Sur les 1.300 chauffeurs de taxi avec un permis et une licence, seuls 150 sont actuellement actifs au Luxembourg. (Photo: Christophe Lemaire/Maison Moderne/Archives)

Sur les 1.300 chauffeurs de taxi avec un permis et une licence, seuls 150 sont actuellement actifs au Luxembourg. (Photo: Christophe Lemaire/Maison Moderne/Archives)

La hausse des prix des carburants et une clientèle d’affaires pas au rendez-vous mettent le secteur des taxis sous pression.

L’absence de la clientèle d’affaires pèse sur le secteur des taxis qui vient . «Les avions sont vides, tout comme les trains et les hôtels.
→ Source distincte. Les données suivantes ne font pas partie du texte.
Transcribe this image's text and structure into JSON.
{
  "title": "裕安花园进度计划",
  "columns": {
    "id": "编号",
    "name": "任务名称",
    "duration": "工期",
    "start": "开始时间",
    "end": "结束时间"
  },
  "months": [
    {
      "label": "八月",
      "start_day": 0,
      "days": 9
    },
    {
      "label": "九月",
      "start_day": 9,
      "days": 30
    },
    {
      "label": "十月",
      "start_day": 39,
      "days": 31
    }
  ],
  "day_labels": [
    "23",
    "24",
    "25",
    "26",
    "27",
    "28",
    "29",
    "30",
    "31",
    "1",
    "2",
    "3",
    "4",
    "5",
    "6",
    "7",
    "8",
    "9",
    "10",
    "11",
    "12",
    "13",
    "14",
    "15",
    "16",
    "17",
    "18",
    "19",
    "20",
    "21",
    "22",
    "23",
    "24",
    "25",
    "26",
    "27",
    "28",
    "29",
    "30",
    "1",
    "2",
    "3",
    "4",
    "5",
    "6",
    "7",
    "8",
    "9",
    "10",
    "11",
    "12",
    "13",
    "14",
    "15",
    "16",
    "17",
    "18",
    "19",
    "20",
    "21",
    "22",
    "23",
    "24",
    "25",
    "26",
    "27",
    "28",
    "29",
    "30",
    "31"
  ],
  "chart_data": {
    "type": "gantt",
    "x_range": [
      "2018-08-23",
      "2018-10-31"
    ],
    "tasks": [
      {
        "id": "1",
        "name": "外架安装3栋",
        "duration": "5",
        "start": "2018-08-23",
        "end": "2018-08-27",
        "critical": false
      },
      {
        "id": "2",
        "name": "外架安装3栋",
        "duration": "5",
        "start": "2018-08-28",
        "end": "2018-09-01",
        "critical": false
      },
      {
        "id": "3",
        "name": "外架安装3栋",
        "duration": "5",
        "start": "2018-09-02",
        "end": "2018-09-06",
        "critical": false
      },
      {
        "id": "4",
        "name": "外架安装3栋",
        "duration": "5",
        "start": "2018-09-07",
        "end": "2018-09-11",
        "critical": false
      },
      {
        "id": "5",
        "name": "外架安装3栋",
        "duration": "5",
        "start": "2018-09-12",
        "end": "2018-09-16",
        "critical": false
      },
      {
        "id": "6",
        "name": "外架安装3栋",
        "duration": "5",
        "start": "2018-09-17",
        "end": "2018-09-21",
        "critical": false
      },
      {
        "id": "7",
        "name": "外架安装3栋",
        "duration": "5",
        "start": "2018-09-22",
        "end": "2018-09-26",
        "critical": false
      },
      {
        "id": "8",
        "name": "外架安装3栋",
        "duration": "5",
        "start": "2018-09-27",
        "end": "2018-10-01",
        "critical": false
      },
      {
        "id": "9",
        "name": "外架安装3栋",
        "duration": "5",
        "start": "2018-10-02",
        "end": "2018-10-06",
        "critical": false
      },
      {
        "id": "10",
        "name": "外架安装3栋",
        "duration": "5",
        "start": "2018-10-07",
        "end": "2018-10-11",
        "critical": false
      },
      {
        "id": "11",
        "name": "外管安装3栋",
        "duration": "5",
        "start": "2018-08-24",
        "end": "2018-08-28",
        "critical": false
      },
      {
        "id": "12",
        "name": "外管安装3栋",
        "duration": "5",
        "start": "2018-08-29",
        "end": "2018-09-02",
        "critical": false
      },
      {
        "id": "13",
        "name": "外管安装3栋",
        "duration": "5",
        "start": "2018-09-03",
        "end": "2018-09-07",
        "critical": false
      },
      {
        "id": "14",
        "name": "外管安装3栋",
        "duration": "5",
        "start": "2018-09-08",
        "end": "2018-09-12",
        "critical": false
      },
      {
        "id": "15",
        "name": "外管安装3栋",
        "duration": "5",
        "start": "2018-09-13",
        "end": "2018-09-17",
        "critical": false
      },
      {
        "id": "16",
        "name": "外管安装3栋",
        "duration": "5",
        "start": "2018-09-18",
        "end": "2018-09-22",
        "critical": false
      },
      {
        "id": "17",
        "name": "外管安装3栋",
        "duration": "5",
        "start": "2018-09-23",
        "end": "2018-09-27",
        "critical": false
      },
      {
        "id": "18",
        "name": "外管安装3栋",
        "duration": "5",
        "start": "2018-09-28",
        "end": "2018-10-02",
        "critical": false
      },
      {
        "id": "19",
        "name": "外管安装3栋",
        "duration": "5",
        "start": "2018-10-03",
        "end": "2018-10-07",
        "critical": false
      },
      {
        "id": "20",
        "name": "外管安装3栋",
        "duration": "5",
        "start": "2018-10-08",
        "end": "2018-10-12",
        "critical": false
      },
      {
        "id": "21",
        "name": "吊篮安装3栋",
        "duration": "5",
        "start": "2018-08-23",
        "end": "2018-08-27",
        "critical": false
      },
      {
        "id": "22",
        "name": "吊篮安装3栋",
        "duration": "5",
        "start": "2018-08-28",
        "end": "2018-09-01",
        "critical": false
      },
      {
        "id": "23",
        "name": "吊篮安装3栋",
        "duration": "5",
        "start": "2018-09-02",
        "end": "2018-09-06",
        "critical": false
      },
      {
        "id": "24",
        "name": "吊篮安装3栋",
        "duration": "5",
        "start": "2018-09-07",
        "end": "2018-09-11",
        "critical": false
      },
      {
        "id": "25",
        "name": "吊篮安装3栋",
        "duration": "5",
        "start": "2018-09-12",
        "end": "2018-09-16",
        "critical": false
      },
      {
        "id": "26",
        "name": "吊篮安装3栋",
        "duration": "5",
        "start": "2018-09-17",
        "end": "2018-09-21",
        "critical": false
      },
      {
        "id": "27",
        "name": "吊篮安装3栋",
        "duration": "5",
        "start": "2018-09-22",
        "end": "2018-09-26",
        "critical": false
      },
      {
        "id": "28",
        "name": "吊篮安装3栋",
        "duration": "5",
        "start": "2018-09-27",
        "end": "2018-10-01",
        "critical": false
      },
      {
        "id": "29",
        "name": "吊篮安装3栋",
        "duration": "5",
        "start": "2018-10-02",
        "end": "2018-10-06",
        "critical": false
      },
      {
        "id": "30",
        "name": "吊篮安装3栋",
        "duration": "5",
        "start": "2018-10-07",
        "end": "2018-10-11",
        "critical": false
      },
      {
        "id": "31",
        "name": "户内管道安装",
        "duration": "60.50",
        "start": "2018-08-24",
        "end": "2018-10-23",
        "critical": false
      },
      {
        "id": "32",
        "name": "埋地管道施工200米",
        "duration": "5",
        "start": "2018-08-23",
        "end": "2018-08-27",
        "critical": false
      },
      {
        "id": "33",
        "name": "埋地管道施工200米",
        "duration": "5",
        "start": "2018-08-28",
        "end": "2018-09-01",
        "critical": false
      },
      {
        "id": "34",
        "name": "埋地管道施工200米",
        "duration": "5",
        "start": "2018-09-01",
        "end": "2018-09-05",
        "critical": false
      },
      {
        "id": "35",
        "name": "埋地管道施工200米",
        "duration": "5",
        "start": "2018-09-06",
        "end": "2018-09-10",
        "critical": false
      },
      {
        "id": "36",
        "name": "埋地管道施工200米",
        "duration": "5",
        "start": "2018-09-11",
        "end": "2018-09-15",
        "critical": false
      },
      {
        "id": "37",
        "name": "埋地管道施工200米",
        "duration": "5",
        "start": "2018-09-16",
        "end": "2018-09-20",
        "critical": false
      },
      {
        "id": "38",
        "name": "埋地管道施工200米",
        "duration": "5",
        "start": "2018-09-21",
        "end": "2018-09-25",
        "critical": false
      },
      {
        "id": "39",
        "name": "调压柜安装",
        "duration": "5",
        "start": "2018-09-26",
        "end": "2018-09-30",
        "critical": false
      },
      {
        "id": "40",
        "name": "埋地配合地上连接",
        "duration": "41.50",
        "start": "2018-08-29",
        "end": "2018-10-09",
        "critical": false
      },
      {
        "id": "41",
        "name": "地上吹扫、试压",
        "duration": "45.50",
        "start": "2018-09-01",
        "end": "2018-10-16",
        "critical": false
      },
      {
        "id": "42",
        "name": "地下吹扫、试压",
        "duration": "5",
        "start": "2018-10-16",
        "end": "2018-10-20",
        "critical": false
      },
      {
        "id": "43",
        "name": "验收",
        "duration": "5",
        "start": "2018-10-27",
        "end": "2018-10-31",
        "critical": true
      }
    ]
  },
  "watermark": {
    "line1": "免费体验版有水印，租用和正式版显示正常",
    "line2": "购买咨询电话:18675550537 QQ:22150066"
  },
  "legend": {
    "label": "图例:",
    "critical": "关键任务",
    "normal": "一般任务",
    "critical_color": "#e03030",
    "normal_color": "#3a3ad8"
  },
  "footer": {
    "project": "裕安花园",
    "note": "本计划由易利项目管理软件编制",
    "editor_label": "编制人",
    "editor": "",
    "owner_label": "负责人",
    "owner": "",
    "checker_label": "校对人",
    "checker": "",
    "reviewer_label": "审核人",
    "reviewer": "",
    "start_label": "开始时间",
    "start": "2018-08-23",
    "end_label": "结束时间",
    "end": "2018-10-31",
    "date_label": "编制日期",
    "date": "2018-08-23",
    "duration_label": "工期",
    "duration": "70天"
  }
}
Les gens ne bougent pas, pour le moment. Rajoutons le prix des carburants qui augmentent à des niveaux jamais vus. La situation est très difficilement supportable», assure Olivier Gallé, CEO de Colux.

Seule bonne nouvelle: la levée de l’obligation de fermeture à 23h pour les bars et les restaurants qui laisse entrevoir le retour de la clientèle de nuit pour les taxis. «C’est encore un peu tôt pour réellement constater une tendance, mais le week-end dernier, nous avons revu du monde, la nuit. Auparavant, avec l’obligation de fermer à 23h dans l’horeca, nous n’avions plus de chauffeurs de nuit. On espère récupérer un peu d’activité grâce aux personnes qui sortent pour boire un verre et qui recommencent à sortir», espère Paulo Leitão, président de la Fédération des taxis, voitures de location et ambulances. Mais les professionnels du secteur sont unanimes: la clientèle de nuit ne sauvera pas le secteur.

10 heures d’attente pour une course

Avec ou sans la nuit luxembourgeoise, la clientèle d’affaires n’a pas encore fait son retour au Luxembourg. Toute la question est de savoir si elle reviendra alors que le télétravail, les visioconférences, les événements digitaux et un secteur aérien encore au ralenti ne favorisent pas le retour de cette clientèle. «Cette situation va durer encore longtemps avant de retrouver les niveaux d’activité que l’on a connus en 2019. En tout cas, ce ne sera pas en 2022», assure Paulo Leitão qui est également le CEO de World Taxi.

Avant la crise sanitaire, un chauffeur attendait entre une dizaine de minutes aux heures de grandes affluences aéroportuaires et une heure pour décrocher une course à l’aéroport.

Paulo Leitãoprésident Fédération des taxis, voitures de location et ambulances

Actuellement, pour décrocher une course au Findel, «il faut attendre entre 4 et 5 heures. C’est mieux qu’avant puisqu’en pleine pandémie, il fallait compter 10 heures», soupire Paulo Leitão. Avant la crise sanitaire, «un chauffeur attendait entre une dizaine de minutes aux heures de grandes affluences aéroportuaires et une heure pour décrocher une course à l’aéroport» indique encore Paulo Leitão.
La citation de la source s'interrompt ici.